Boxing, as a spectator sport, has been on life support for some time. Boxing, for me at least, reached its pinnacle in the 1970’s with legends like Muhammad Ali, George Foreman, Joe Frazier dominating the ring. After Ali’s retirement, there were few boxers that could make boxing look artful. He was fast and clever and danced like a deadly cobra with fists coming from all angles. There were few personalities that shined like Ali’s, whether he was making easy rhymes or dissing his partners with artful insults.
When the UFC first made its debut in the 1980’s, formal Mixed Martial Arts competition on a large scale was only a dream. The first contests were marketed as gladiator brawls, seemingly highlighting blood and guts rather than skill. Detractors, such as John McCain, criticized MMA as human cockfighting. As time evolved Mixed Martial Arts itself evolved into its own form of martial art, combining Brazilian Jiu Jitsu, Boxing, Muay Thai and wrestling. Dana White, through marketing genius, brought the organization from a small risky start up to a multi billion dollar world wide industry. Imitators popped up.

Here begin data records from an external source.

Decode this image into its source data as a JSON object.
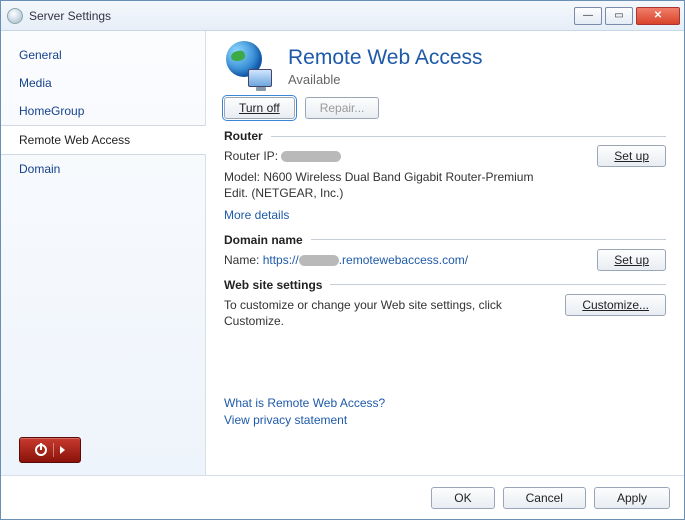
{
  "window": {
    "title": "Server Settings"
  },
  "winbtns": {
    "min": "—",
    "max": "▭",
    "close": "✕"
  },
  "sidebar": {
    "items": [
      {
        "label": "General"
      },
      {
        "label": "Media"
      },
      {
        "label": "HomeGroup"
      },
      {
        "label": "Remote Web Access"
      },
      {
        "label": "Domain"
      }
    ]
  },
  "header": {
    "title": "Remote Web Access",
    "status": "Available"
  },
  "actions": {
    "turnoff": "Turn off",
    "repair": "Repair..."
  },
  "router": {
    "section": "Router",
    "ip_label": "Router IP:",
    "model_label": "Model:",
    "model_value": "N600 Wireless Dual Band Gigabit Router-Premium Edit. (NETGEAR, Inc.)",
    "more": "More details",
    "setup": "Set up"
  },
  "domain": {
    "section": "Domain name",
    "name_label": "Name:",
    "url_prefix": "https://",
    "url_suffix": ".remotewebaccess.com/",
    "setup": "Set up"
  },
  "web": {
    "section": "Web site settings",
    "desc": "To customize or change your Web site settings, click Customize.",
    "customize": "Customize..."
  },
  "help": {
    "what": "What is Remote Web Access?",
    "privacy": "View privacy statement"
  },
  "footer": {
    "ok": "OK",
    "cancel": "Cancel",
    "apply": "Apply"
  }
}
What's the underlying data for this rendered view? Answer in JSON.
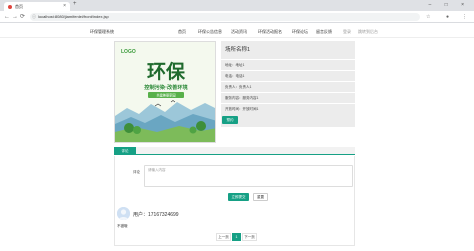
{
  "browser": {
    "tab_title": "首页",
    "tab_close": "×",
    "new_tab": "+",
    "window_controls": "– □ ×",
    "url": "localhost:8080/jiamifenlei/front/index.jsp",
    "back": "←",
    "forward": "→",
    "reload": "⟳",
    "lock": "ⓘ",
    "read_mode": "☆",
    "profile": "●",
    "menu": "⋮"
  },
  "site": {
    "brand": "环保管理系统",
    "nav": [
      "首页",
      "环保公告信息",
      "活动资讯",
      "环保活动报名",
      "环保论坛",
      "留言反馈",
      "登录",
      "跳转到后台"
    ]
  },
  "poster": {
    "logo": "LOGO",
    "headline": "环保",
    "slogan": "控制污染·改善环境",
    "tagline": "共建美丽家园"
  },
  "detail": {
    "title": "场所名称1",
    "fields": [
      {
        "label": "地址：",
        "value": "地址1"
      },
      {
        "label": "电话：",
        "value": "电话1"
      },
      {
        "label": "负责人：",
        "value": "负责人1"
      },
      {
        "label": "服务内容：",
        "value": "服务内容1"
      },
      {
        "label": "开放时间：",
        "value": "开放时间1"
      }
    ],
    "button": "预约"
  },
  "comments": {
    "tab": "评论",
    "label": "评论",
    "placeholder": "请输入内容",
    "submit": "立即提交",
    "reset": "重置",
    "items": [
      {
        "user": "用户：17167324699",
        "text": "不错哦"
      }
    ]
  },
  "pagination": {
    "prev": "上一页",
    "current": "1",
    "next": "下一页"
  },
  "colors": {
    "accent": "#16a085"
  }
}
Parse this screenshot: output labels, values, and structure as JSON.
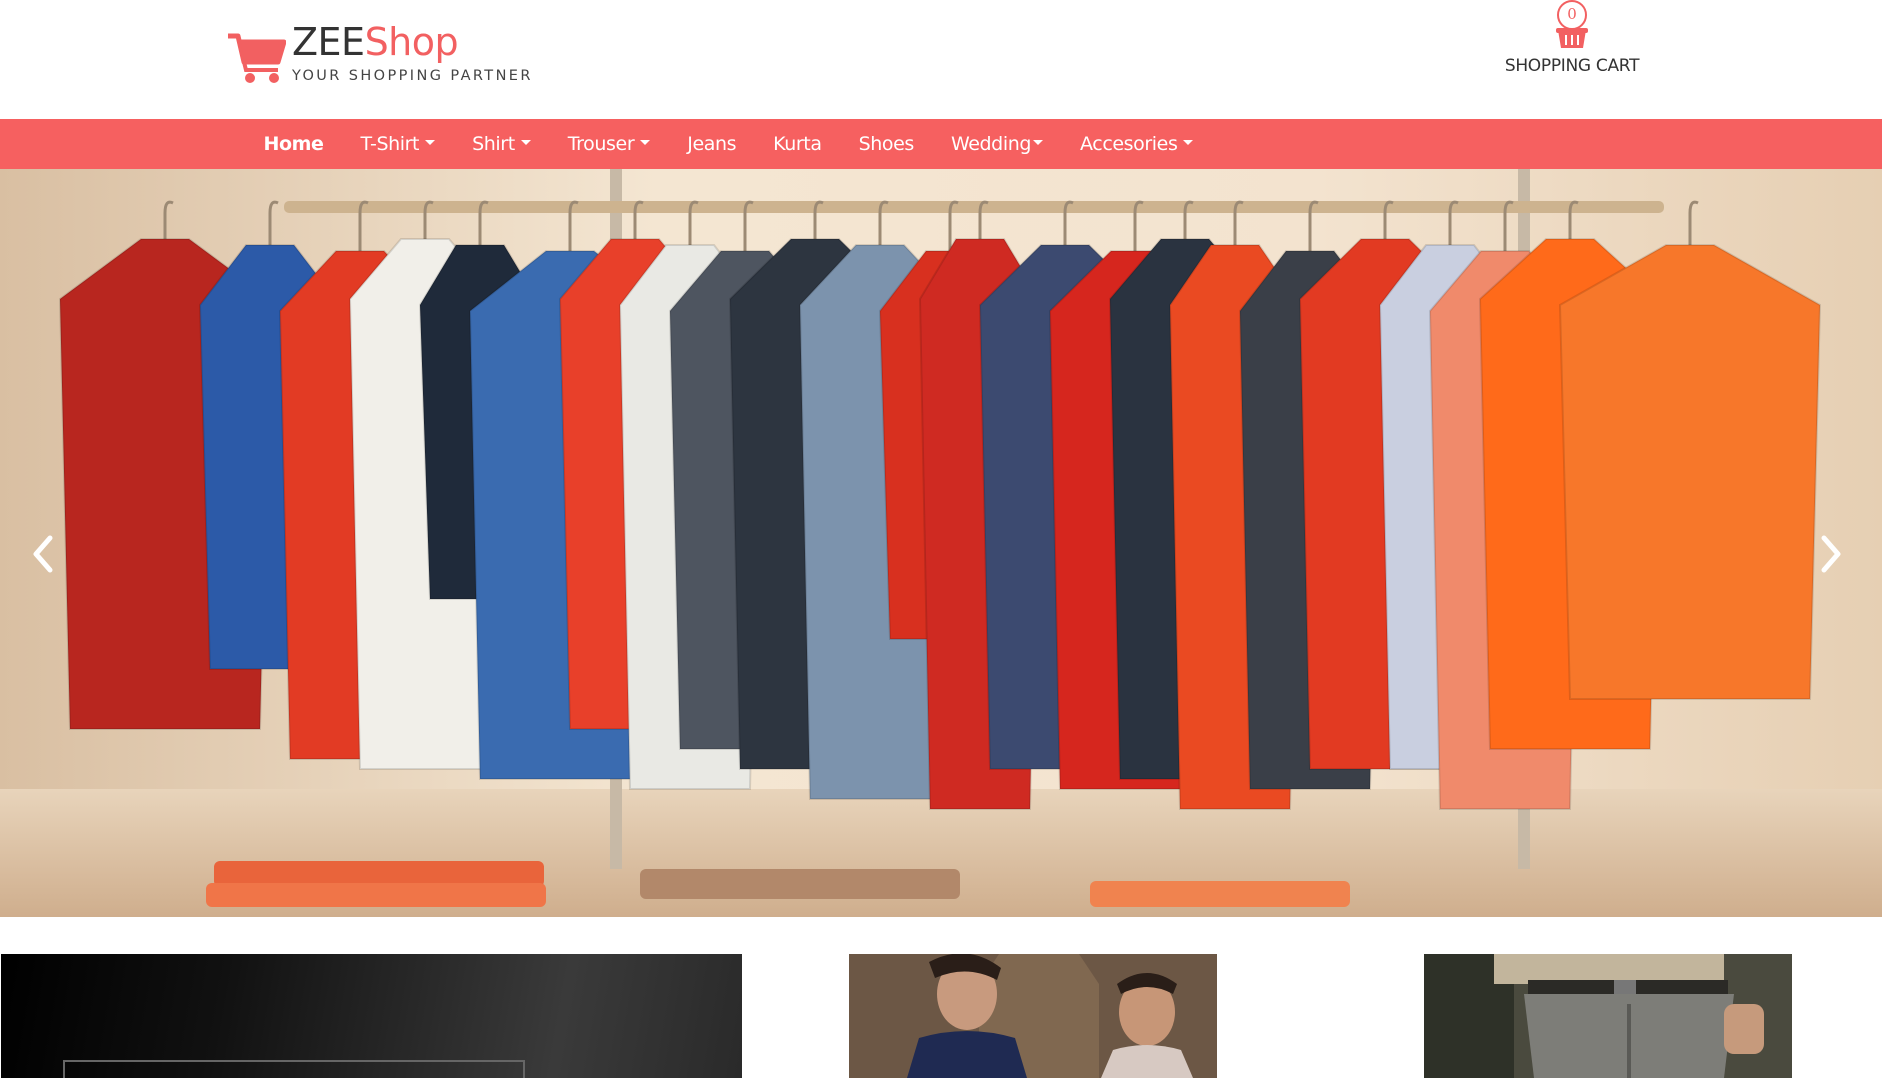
{
  "header": {
    "brand_part1": "ZEE",
    "brand_part2": "Shop",
    "tagline": "YOUR SHOPPING PARTNER",
    "cart_count": "0",
    "cart_label": "SHOPPING CART",
    "brand_color": "#f26061"
  },
  "nav": {
    "color": "#f66060",
    "items": [
      {
        "label": "Home",
        "dropdown": false,
        "active": true
      },
      {
        "label": "T-Shirt",
        "dropdown": true
      },
      {
        "label": "Shirt",
        "dropdown": true
      },
      {
        "label": "Trouser",
        "dropdown": true
      },
      {
        "label": "Jeans",
        "dropdown": false
      },
      {
        "label": "Kurta",
        "dropdown": false
      },
      {
        "label": "Shoes",
        "dropdown": false
      },
      {
        "label": "Wedding",
        "dropdown": true
      },
      {
        "label": "Accesories",
        "dropdown": true
      }
    ]
  },
  "carousel": {
    "slide_description_icon": "clothing-rack-photo",
    "prev_icon": "chevron-left-icon",
    "next_icon": "chevron-right-icon"
  },
  "promo_tiles": {
    "icons": [
      "dark-banner-image",
      "kurta-models-photo",
      "trousers-model-photo"
    ]
  }
}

Times have changed. It is now boxing as a sport on the defensive and the UFC as the shiny new kid on the block. Or is it?
As Manny Pacquiao demonstrated, boxing can be exciting or as boring as the boxer. In the recent bout with Margarito, Pacquiao bobbed and weaved maintaining a perfect distance with his opponent, just enough to stay out of reach of his opponents strikes, and then, with amazing speed and accuracy, slip through his opponents defenses with a barrage of precision crafted strikes. It was the kind of boxing artistry that reminded me of Ali.

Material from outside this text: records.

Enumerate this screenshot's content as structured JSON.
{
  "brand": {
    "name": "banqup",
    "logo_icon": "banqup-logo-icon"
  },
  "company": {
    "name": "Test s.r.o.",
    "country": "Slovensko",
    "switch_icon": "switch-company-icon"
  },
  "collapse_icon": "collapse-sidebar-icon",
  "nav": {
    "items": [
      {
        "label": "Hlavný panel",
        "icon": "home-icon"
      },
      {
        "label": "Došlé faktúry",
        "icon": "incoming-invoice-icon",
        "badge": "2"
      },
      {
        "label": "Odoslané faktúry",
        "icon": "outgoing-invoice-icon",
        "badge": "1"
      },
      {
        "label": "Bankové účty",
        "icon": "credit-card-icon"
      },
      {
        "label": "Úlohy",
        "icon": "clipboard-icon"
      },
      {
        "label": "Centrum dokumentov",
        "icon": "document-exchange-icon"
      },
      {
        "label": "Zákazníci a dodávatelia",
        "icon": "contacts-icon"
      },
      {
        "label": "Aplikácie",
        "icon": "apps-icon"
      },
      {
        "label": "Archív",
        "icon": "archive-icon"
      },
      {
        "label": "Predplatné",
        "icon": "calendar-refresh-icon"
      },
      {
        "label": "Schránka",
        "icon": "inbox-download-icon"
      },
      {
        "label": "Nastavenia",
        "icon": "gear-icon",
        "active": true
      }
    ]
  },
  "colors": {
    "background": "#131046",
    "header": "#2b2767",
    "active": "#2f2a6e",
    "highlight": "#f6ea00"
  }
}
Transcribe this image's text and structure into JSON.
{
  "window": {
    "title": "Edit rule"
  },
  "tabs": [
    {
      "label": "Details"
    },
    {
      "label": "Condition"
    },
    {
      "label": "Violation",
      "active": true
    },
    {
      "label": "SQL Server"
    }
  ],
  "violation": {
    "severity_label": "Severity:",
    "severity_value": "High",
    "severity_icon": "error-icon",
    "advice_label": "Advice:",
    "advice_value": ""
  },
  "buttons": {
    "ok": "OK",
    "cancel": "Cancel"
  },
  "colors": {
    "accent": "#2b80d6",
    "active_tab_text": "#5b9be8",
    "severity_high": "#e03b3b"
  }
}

Manny Pacquiao’s story is like so many boxers, a poor kid on the streets who dragged himself up by the bootstraps to become the best in the world in one of the only businesses that would accept a poor kid: boxing.

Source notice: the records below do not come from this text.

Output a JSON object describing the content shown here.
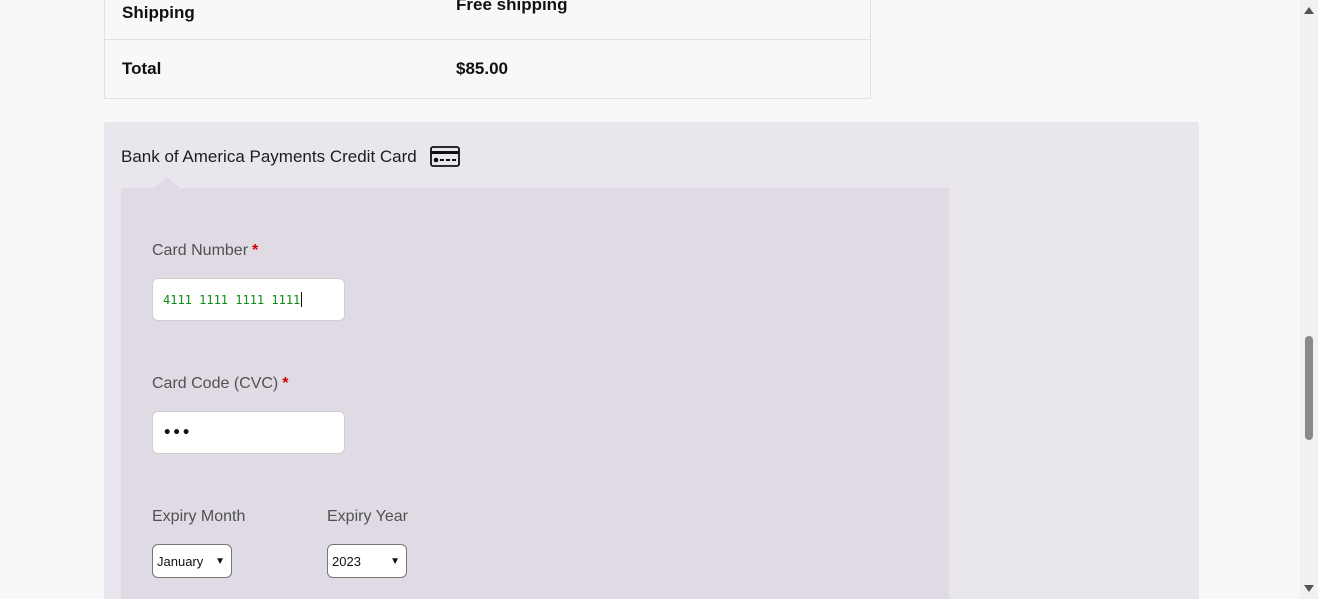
{
  "order_totals": {
    "shipping_label": "Shipping",
    "shipping_value": "Free shipping",
    "total_label": "Total",
    "total_value": "$85.00"
  },
  "payment_method": {
    "title": "Bank of America Payments Credit Card",
    "icon": "credit-card-icon",
    "fields": {
      "card_number": {
        "label": "Card Number",
        "required_mark": "*",
        "value": "4111 1111 1111 1111"
      },
      "card_code": {
        "label": "Card Code (CVC)",
        "required_mark": "*",
        "value": "•••"
      },
      "expiry_month": {
        "label": "Expiry Month",
        "selected": "January"
      },
      "expiry_year": {
        "label": "Expiry Year",
        "selected": "2023"
      }
    }
  },
  "colors": {
    "page_background": "#f8f8f8",
    "payment_background": "#e9e6ed",
    "payment_box_background": "#dfdae3",
    "required_mark": "#d40000",
    "card_number_text": "#0f8a15"
  }
}
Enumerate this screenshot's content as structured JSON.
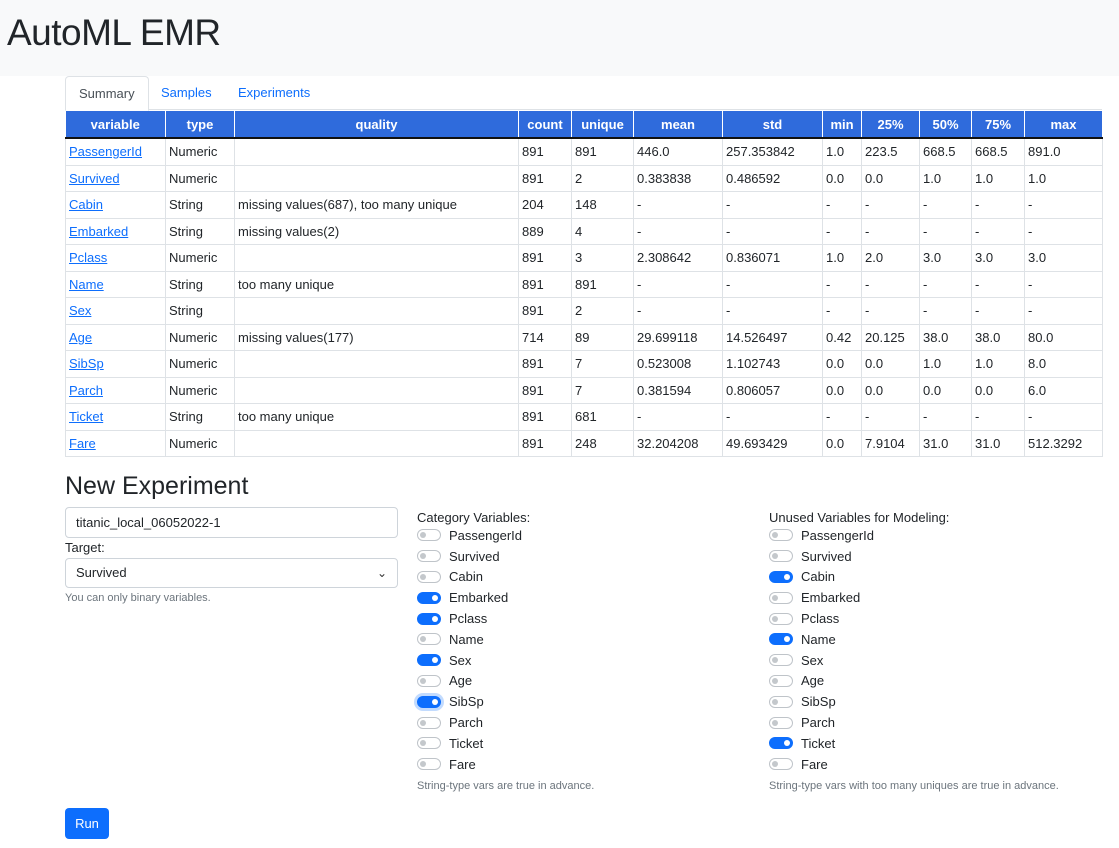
{
  "app": {
    "title": "AutoML EMR"
  },
  "tabs": [
    {
      "label": "Summary",
      "active": true
    },
    {
      "label": "Samples",
      "active": false
    },
    {
      "label": "Experiments",
      "active": false
    }
  ],
  "summary": {
    "headers": [
      "variable",
      "type",
      "quality",
      "count",
      "unique",
      "mean",
      "std",
      "min",
      "25%",
      "50%",
      "75%",
      "max"
    ],
    "rows": [
      [
        "PassengerId",
        "Numeric",
        "",
        "891",
        "891",
        "446.0",
        "257.353842",
        "1.0",
        "223.5",
        "668.5",
        "668.5",
        "891.0"
      ],
      [
        "Survived",
        "Numeric",
        "",
        "891",
        "2",
        "0.383838",
        "0.486592",
        "0.0",
        "0.0",
        "1.0",
        "1.0",
        "1.0"
      ],
      [
        "Cabin",
        "String",
        "missing values(687), too many unique",
        "204",
        "148",
        "-",
        "-",
        "-",
        "-",
        "-",
        "-",
        "-"
      ],
      [
        "Embarked",
        "String",
        "missing values(2)",
        "889",
        "4",
        "-",
        "-",
        "-",
        "-",
        "-",
        "-",
        "-"
      ],
      [
        "Pclass",
        "Numeric",
        "",
        "891",
        "3",
        "2.308642",
        "0.836071",
        "1.0",
        "2.0",
        "3.0",
        "3.0",
        "3.0"
      ],
      [
        "Name",
        "String",
        "too many unique",
        "891",
        "891",
        "-",
        "-",
        "-",
        "-",
        "-",
        "-",
        "-"
      ],
      [
        "Sex",
        "String",
        "",
        "891",
        "2",
        "-",
        "-",
        "-",
        "-",
        "-",
        "-",
        "-"
      ],
      [
        "Age",
        "Numeric",
        "missing values(177)",
        "714",
        "89",
        "29.699118",
        "14.526497",
        "0.42",
        "20.125",
        "38.0",
        "38.0",
        "80.0"
      ],
      [
        "SibSp",
        "Numeric",
        "",
        "891",
        "7",
        "0.523008",
        "1.102743",
        "0.0",
        "0.0",
        "1.0",
        "1.0",
        "8.0"
      ],
      [
        "Parch",
        "Numeric",
        "",
        "891",
        "7",
        "0.381594",
        "0.806057",
        "0.0",
        "0.0",
        "0.0",
        "0.0",
        "6.0"
      ],
      [
        "Ticket",
        "String",
        "too many unique",
        "891",
        "681",
        "-",
        "-",
        "-",
        "-",
        "-",
        "-",
        "-"
      ],
      [
        "Fare",
        "Numeric",
        "",
        "891",
        "248",
        "32.204208",
        "49.693429",
        "0.0",
        "7.9104",
        "31.0",
        "31.0",
        "512.3292"
      ]
    ]
  },
  "experiment": {
    "section_title": "New Experiment",
    "name_value": "titanic_local_06052022-1",
    "target_label": "Target:",
    "target_value": "Survived",
    "target_help": "You can only binary variables.",
    "run_label": "Run"
  },
  "category_vars": {
    "heading": "Category Variables:",
    "help": "String-type vars are true in advance.",
    "items": [
      {
        "label": "PassengerId",
        "on": false
      },
      {
        "label": "Survived",
        "on": false
      },
      {
        "label": "Cabin",
        "on": false
      },
      {
        "label": "Embarked",
        "on": true
      },
      {
        "label": "Pclass",
        "on": true
      },
      {
        "label": "Name",
        "on": false
      },
      {
        "label": "Sex",
        "on": true
      },
      {
        "label": "Age",
        "on": false
      },
      {
        "label": "SibSp",
        "on": true,
        "focused": true
      },
      {
        "label": "Parch",
        "on": false
      },
      {
        "label": "Ticket",
        "on": false
      },
      {
        "label": "Fare",
        "on": false
      }
    ]
  },
  "unused_vars": {
    "heading": "Unused Variables for Modeling:",
    "help": "String-type vars with too many uniques are true in advance.",
    "items": [
      {
        "label": "PassengerId",
        "on": false
      },
      {
        "label": "Survived",
        "on": false
      },
      {
        "label": "Cabin",
        "on": true
      },
      {
        "label": "Embarked",
        "on": false
      },
      {
        "label": "Pclass",
        "on": false
      },
      {
        "label": "Name",
        "on": true
      },
      {
        "label": "Sex",
        "on": false
      },
      {
        "label": "Age",
        "on": false
      },
      {
        "label": "SibSp",
        "on": false
      },
      {
        "label": "Parch",
        "on": false
      },
      {
        "label": "Ticket",
        "on": true
      },
      {
        "label": "Fare",
        "on": false
      }
    ]
  },
  "colors": {
    "accent": "#0d6efd",
    "table_header": "#2f6bdc",
    "header_bg": "#f8f9fa"
  }
}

The heart of boxing is in its people. For audiences, boxing is easy to comprehend. The damage inflicted is visible, with facial cuts and swelling. Punching is easy to understand even if you don’t understand in depth techniques. This is the attraction of boxing compared to Mixed Martial Arts. Unless you are a practitioner and have studied grappling or jiu jitsu, MMA looks mostly like two guys rolling around on the ground. MMA, because it requires so many disciplines (wrestling, jiu jistsu, boxing, kicking) means that the best fighters may be those who are a little bit good in all areas but not that great in any particular area.
Also, Mixed Martial Arts is mostly for rich kids. To study Brazilian Jiu Jitsu often requires an investment of thousands of dollars and access to a good school. Good instructors are in major urban areas and the price is often prohibitive. Many boxers’ first experience with boxing training is at the local YMCA or other charitable organization. Boxing gyms are on the other side of the tracks than Brazilian Jiu Jitsu schools.
In recent years, Thailand has become a mecca for Martial Arts training. The original explorers who came to Thailand to learn its traditional martial art, Muay Thai (Thai boxing) opened the door to legions of martial arts tourists that would follow them. Now, throughout Thailand, there are gyms that feature Muay Thai, brazilian jiu jitsu, wrestling, boxing and other systems.